Are There Any Child Access Prevention Laws That Impose Civil Liability?

There are many states that impose civil liability on the parent or legal guardian of a minor for damages caused by a minor accessing and discharging a firearm. For example, California imposes civil liability on parents or guardians for damages caused by a minor discharging a firearm when that parent or guardian permitted the minor access to the firearm.

Once again, permitting access to firearms can include failing to secure the firearms in the home securely. Also, there are some states, such as Connecticut, that impose strict liability on a parent or legal guardian if a minor gains access to a firearm and causes injury or death to another.

Additionally, other states, such as Nevada impose strict liability if the parent or legal guardian knew or should have known that the minor had a propensity to commit violent acts.

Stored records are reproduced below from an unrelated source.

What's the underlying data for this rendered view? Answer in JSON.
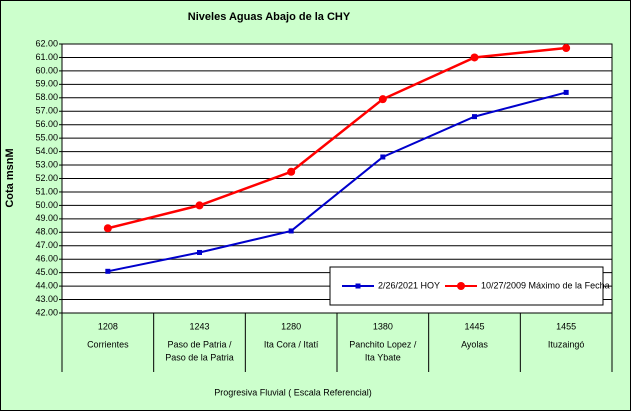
{
  "chart_data": {
    "type": "line",
    "title": "Niveles Aguas Abajo de la CHY",
    "x_label": "Progresiva Fluvial ( Escala Referencial)",
    "y_label": "Cota msnM",
    "categories": [
      "1208",
      "1243",
      "1280",
      "1380",
      "1445",
      "1455"
    ],
    "category_names": [
      [
        "Corrientes"
      ],
      [
        "Paso de Patria /",
        "Paso de la Patria"
      ],
      [
        "Ita Cora / Itatí"
      ],
      [
        "Panchito Lopez /",
        "Ita Ybate"
      ],
      [
        "Ayolas"
      ],
      [
        "Ituzaingó"
      ]
    ],
    "series": [
      {
        "name": "2/26/2021 HOY",
        "color": "#0000cc",
        "marker": "square",
        "values": [
          45.1,
          46.5,
          48.1,
          53.6,
          56.6,
          58.4
        ]
      },
      {
        "name": "10/27/2009 Máximo de la Fecha",
        "color": "#ff0000",
        "marker": "circle",
        "values": [
          48.3,
          50.0,
          52.5,
          57.9,
          61.0,
          61.7
        ]
      }
    ],
    "ylim": [
      42,
      62
    ],
    "yticks": [
      {
        "value": 42,
        "label": "42.00"
      },
      {
        "value": 43,
        "label": "43.00"
      },
      {
        "value": 44,
        "label": "44.00"
      },
      {
        "value": 45,
        "label": "45.00"
      },
      {
        "value": 46,
        "label": "46.00"
      },
      {
        "value": 47,
        "label": "47.00"
      },
      {
        "value": 48,
        "label": "48.00"
      },
      {
        "value": 49,
        "label": "49.00"
      },
      {
        "value": 50,
        "label": "50.00"
      },
      {
        "value": 51,
        "label": "51.00"
      },
      {
        "value": 52,
        "label": "52.00"
      },
      {
        "value": 53,
        "label": "53.00"
      },
      {
        "value": 54,
        "label": "54.00"
      },
      {
        "value": 55,
        "label": "55.00"
      },
      {
        "value": 56,
        "label": "56.00"
      },
      {
        "value": 57,
        "label": "57.00"
      },
      {
        "value": 58,
        "label": "58.00"
      },
      {
        "value": 59,
        "label": "59.00"
      },
      {
        "value": 60,
        "label": "60.00"
      },
      {
        "value": 61,
        "label": "61.00"
      },
      {
        "value": 62,
        "label": "62.00"
      }
    ],
    "grid": true,
    "legend": "lower-right"
  }
}
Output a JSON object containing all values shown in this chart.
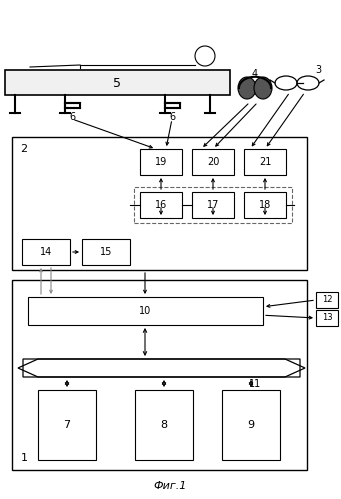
{
  "fig_width": 3.41,
  "fig_height": 4.99,
  "dpi": 100,
  "bg_color": "#ffffff",
  "lc": "#000000",
  "gc": "#888888",
  "caption": "Фиг.1"
}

For instance, if the minor had previously been charged with a crime involving a firearm, the state would impose strict liability if the minor was freely able to access firearms again.

Furthermore, in almost every state any parent or legal guardian may be held civilly liable for most damages or injuries caused by their child. For example, if facts of the case demonstrate that the parent was negligent in failing to supervise their child, and that negligence led to the child taking actions which resulted in the injury, then the parent or legal guardian may be held liable under the theory of failure to supervise.

It is important to note that the injury caused must have been a foreseeable consequence of the parent’s failure to supervise their child. For example, if a parent left their firearm accessible in the glove compartment of their vehicle, and the child opened the glove compartment and accidentally discharged that firearm causing injury to another person or property, the parent may be held liable for those damages.

Do I Need a Lawyer for Help with Child Access Prevention Laws?

As can be seen, child access prevention laws differ greatly by state. Additionally, state-imposed gun control laws are constantly changing in response to media coverage and constitutional law challenges. Therefore, if you are facing charges regarding child access prevention laws, you should immediately consult with an experienced criminal defense attorney.

An experienced attorney will be able to advise you of your legal rights, as well as assert any applicable legal defenses. Additionally, an attorney can also represent you in court, as needed.